Aan het verslag voegde de posthouder nog minzaam toe dat “de lezer daarvan met genoegen kon vaststellen” dat, hoe tragisch de gebeurtenis ook, een en ander geheel te wijten was aan de onvoorzichtigheid van beide zendelingen. Hadden ze maar beter moeten luisteren.
Drie maanden later meldde de Javasche Courant, dat de weduwen Lyman en Munson, de laatste met een baby, met het Amerikaanse schip ‘Samarang’ naar Amsterdam waren vertrokken. Zouden de lezers van dit blad hebben geweten wie de dames Lyman en Munson waren? En welk drama achter dit bericht school?
Pandortoek
Dat het met de dood van Lyman en Munson niet was gedaan met de zending, moge duidelijk zijn. De verspreiding van het Christendom op Sumatra had niet alleen een religieus, maar ook een politiek doel. De zending en missie werden hier gezien als wegbereiders voor het Nederlandse gezag, en gesteund door de overheid.
Misschien wel mede ingegeven door de dood van Lyman en Munson, werd het noodzakelijk geacht de taalstudie te bevorderen. De nederlandse taalgeleerde Herman van der Tuuk (in het Indonesisch: Pandortoek, 1824-1894) kreeg in 1849 van het Nederlandsch Bijbelgenootschap de opdracht om naar de Bataklanden te reizen en daar een woordenboek samen te stellen en bijbelboeken te vertalen. In tegenstelling tot de zendelingen gelukte het Van der Tuuk wél om het Tobameer te bereiken. Hij woonde er meerdere jaren onder de Bataks, en werd zo wegbereider voor de zending.
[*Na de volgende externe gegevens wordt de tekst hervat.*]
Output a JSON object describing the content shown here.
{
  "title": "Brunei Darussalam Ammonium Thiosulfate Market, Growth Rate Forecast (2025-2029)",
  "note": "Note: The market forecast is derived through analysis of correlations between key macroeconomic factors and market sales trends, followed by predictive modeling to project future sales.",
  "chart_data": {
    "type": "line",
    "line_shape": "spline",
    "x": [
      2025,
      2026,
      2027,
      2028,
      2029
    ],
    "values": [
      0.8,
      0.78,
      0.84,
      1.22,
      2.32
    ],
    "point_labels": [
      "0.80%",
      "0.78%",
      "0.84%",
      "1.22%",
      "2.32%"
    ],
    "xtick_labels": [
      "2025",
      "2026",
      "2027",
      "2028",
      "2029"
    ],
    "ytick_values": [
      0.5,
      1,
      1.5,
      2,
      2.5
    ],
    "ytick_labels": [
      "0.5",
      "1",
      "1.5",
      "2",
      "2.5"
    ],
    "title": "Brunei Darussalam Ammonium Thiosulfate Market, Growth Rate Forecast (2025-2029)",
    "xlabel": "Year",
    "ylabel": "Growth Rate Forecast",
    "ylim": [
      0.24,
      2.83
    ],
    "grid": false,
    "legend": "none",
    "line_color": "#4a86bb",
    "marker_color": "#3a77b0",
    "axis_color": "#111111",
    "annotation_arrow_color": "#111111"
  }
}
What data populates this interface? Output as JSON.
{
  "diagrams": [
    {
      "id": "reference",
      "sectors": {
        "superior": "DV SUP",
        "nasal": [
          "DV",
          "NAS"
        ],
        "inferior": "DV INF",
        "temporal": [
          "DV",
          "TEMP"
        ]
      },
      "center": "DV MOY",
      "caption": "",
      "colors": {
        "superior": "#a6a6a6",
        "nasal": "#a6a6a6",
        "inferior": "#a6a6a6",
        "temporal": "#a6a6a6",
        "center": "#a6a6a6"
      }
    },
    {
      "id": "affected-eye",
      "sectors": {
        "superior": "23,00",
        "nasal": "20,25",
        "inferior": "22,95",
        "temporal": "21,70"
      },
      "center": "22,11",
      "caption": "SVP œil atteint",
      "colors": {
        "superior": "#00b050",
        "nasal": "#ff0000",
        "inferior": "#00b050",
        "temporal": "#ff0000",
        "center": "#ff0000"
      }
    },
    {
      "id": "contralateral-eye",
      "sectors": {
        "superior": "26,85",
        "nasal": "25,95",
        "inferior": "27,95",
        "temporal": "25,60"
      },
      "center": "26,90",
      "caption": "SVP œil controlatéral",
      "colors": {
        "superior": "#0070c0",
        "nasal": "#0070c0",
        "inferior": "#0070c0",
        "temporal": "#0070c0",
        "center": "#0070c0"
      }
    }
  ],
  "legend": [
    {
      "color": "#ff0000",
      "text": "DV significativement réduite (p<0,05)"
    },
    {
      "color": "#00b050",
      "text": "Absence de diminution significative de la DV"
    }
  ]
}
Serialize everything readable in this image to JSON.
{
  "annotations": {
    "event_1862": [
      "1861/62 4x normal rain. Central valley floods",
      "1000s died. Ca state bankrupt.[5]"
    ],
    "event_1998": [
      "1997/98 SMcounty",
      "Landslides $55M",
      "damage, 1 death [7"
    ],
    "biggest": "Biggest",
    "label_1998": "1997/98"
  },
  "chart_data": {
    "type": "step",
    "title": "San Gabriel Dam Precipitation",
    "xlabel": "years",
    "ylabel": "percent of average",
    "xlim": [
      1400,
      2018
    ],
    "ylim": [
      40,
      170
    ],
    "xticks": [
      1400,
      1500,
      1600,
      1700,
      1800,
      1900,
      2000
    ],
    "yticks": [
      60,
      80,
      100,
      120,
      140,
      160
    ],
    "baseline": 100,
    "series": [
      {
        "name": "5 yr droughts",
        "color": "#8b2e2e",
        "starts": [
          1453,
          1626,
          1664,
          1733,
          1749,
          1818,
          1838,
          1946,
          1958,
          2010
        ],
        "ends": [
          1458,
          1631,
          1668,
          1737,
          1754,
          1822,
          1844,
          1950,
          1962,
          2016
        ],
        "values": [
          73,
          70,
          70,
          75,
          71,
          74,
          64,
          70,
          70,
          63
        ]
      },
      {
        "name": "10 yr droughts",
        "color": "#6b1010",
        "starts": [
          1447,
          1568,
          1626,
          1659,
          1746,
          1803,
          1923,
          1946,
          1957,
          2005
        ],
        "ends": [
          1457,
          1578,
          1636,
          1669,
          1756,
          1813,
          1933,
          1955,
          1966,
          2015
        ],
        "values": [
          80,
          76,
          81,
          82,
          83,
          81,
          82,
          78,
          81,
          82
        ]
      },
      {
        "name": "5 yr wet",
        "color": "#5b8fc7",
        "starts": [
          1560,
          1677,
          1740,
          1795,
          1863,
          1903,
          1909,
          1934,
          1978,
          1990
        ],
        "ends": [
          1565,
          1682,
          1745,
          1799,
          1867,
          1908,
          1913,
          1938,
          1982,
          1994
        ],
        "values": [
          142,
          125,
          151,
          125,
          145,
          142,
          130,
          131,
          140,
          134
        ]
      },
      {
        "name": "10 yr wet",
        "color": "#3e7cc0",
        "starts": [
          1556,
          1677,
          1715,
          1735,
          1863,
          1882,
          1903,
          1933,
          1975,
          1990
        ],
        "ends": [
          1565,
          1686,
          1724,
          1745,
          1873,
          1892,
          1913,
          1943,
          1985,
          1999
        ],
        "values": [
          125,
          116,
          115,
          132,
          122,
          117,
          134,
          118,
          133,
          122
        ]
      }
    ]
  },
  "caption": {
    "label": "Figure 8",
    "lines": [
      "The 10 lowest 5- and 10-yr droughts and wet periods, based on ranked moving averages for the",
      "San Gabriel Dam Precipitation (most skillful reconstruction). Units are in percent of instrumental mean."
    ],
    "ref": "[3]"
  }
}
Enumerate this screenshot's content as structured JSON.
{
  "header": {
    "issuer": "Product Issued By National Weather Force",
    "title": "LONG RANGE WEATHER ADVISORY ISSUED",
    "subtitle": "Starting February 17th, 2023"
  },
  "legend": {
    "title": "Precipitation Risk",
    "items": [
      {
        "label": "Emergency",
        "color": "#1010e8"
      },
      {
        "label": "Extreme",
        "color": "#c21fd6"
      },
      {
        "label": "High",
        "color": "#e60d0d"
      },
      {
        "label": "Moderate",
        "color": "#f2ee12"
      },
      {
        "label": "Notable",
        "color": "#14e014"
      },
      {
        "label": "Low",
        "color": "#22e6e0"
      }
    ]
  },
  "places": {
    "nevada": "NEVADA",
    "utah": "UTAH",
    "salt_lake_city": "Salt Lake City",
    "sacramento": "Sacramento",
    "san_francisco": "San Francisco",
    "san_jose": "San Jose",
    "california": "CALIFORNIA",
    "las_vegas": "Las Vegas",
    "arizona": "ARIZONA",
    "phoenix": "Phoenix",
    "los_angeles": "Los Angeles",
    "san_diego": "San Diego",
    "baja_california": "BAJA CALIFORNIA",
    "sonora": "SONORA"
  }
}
Zijn publicaties werden in Europa opgepikt door een Duits zendinggenootschap, dat vervolgens in 1861 Ludwig Ingwer Nommensen (1834-1914) naar de Bataklanden zond. Nommensen wordt wel beschouwd als de man die de zending groot maakte op Sumatra. Dankzij zijn inzet groeide de christelijke gemeenschap hier snel. In de jaren ’30 van de 20e eeuw had deze gemeenschap in de Bataklanden meer dan 300.000 volgelingen.
Monumenten
In een reisbeschrijving uit 1936 lezen we:
“Een half uur nadat ge Taroetoeng verlaten hebt, vindt ge gelegenheid tot een korte verpozing, en tevens om u te herinneren, dat een tocht door deze landen niet altijd even gevaarloos geweest is als thans. De aanwijzing van een kleine handwijzer volgende, kunt ge langs een smal voetpad, ten halve door hoog opgaand struikgewas reeds overgroeid, doordringen tot een plek, waar een kleine granieten steen met marmeren kruis ertegen aangebracht, onder enkele bomen tussen hoog rijzend gras verscholen ligt. Hier staat ge voor de plek waar nu een eeuw geleden twee mannen het slachtoffer zijn geworden van hun roeping en hun toegewijden arbeid met de dood hebben bekocht. Het waren twee Amerikaanse missionarissen, Munson en Lyman, die, gelijk de eenvoudige inscriptie op de gedenksteen u vertelt, onder de handen van de toen nog woeste en door geen beschavingsarbeid tot zachter zeden bekeerde bevolking zijn gesneuveld. “Erschlagen … im Jahre 1834” staat er. Het valt u op, dat er tussen de woorden ‘erschlagen’ en ‘im’ een ruimte is en een vlek op het gesteente doet u vermoeden, dat hier iets weggebeiteld kan zijn. Inderdaad is dit, naar ons uit betrouwbare bron is medegedeeld, geschied. (…) Weet ge, hoe de oorspronkelijke tekst geluid heeft? “Erschlagen und aufgegessen im Jahre 1834.”
Bij het monument werd in 1934 een dienst gehouden, waarbij werd herdacht wat hier 100 jaar tevoren had plaatsgevonden. De Sumatra Post berichtte: “Welk een verandering: Destijds een primitieve wilde schare van mannen, die met juichkreten de dood der zendelingen begroetten; thans de kleinkinderen dezer mannen beschaafd en keurig gekleed op de plaats bijeen, om God te danken voor hetgeen het Christendom aan hun volk had geschonken. Een wonder Gods!”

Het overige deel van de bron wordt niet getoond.